Declaration of Independence part 1


“When in the Course of human events, it becomes necessary for one people to dissolve the political bands which have connected them with another, and to assume among the powers of the earth, the separate and equal station to which the Laws of Nature and of Nature’s God entitle them, a decent respect to the opinions of mankind requires that they should declare the causes which impel them to the separation.”

The history of America is littered with government documents which pledge allegiance to the Monarchy of England. The oldest of these, the Mayflower Compact, argues: “Do by these Presents, solemnly and mutually, in the Presence of God and one another, covenant and combine ourselves together into a civil Body Politick, for our better Ordering and Preservation, and Furtherance of the Ends aforesaid: And by Virtue hereof do enact, constitute, and frame, such just and equal Laws, Ordinances, Acts, Constitutions, and Officers, from time to time, as shall be thought most meet and convenient for the general Good of the Colony; unto which we promise all due Submission and Obedience.” This argument lays down that the colonies have the authority, in the absence of the British parliament and King, to create laws and the various other legal documents for their protection and security.
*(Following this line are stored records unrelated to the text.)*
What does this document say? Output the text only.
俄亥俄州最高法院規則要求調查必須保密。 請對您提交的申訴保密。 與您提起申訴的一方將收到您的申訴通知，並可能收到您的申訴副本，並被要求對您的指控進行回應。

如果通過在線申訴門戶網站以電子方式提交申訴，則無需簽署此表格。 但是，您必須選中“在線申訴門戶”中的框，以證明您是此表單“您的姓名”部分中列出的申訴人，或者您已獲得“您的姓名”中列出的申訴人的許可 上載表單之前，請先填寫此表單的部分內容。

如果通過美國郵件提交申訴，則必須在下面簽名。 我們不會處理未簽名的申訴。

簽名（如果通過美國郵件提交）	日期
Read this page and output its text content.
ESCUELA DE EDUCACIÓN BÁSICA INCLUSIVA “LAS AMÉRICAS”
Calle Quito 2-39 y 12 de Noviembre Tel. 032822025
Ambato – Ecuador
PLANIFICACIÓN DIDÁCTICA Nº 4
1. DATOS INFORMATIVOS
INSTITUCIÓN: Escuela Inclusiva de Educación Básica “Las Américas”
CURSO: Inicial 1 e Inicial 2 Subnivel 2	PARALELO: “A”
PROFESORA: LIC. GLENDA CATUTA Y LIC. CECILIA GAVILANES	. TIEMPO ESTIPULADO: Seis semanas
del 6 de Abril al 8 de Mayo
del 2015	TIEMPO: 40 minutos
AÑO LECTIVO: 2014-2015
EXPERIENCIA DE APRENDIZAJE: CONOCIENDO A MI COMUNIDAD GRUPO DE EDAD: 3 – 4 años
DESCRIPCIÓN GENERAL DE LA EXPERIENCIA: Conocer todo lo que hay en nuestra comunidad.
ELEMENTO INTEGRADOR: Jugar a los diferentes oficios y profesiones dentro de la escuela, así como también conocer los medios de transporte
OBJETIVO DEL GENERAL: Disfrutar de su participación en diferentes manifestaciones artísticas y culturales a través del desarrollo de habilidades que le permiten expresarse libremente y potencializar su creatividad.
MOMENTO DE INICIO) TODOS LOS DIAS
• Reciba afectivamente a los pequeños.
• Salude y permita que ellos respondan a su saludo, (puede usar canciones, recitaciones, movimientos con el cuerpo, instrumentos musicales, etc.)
The Declaration of Independence, a trans-colonial document, asserts from the outset that unlike previous colonial documents such as the Mayflower Compact, the Declaration is not being presented to maintain peace and security in the absence of the British government. Rather, the colonies for the first time are taking leave of their British government and setting out on their own to govern themselves. Furthermore, they are announcing that not only are they setting out on their own but that they have the right under the Laws of Nature and Nature’s God.

The assertion of the Laws of Nature is a slow process that has taken thousands of years since the ancient Greek philosophers announced Natural Right. In his Nicomachaean Ethics, Aristotle argues for two types of justice: that which is just everywhere, and that which is just only in the city. Furthermore, there are two specific types of justice: legal and ancestral. The latter is just or unjust based on how the ancestors viewed it while the other is just or unjust based on the positive law of the day. This was altered centuries later by St. Thomas Aquinas who introduced the Natural Law. The Natural Law is that law which is inscribed on the hearts of all mankind; it is the Divine Law. The first knowable law is Self Preservation, which argues that you have not only a right but an obligation to protect your life. By the time of the Enlightenment and modernity the Natural Law had become the Law of Nature; a law which can be derived through reason and logic based on observations of nature. Once again, the first knowable Law of Nature is Self Preservation.

By invoking the Law of Nature, Thomas Jefferson and the colonies are invoking the belief that a state is obligated and permitted to separate from a parent for the first sake of Self Preservation. In fact, the charges made against Parliament and the King strike at the heart of Self Preservation. Furthermore, the Law of Nature dictates that when the child has matured they are to split off from their parent, such as the Bible says. In this instance, it is only right for the colonies to split from Mother England to govern themselves.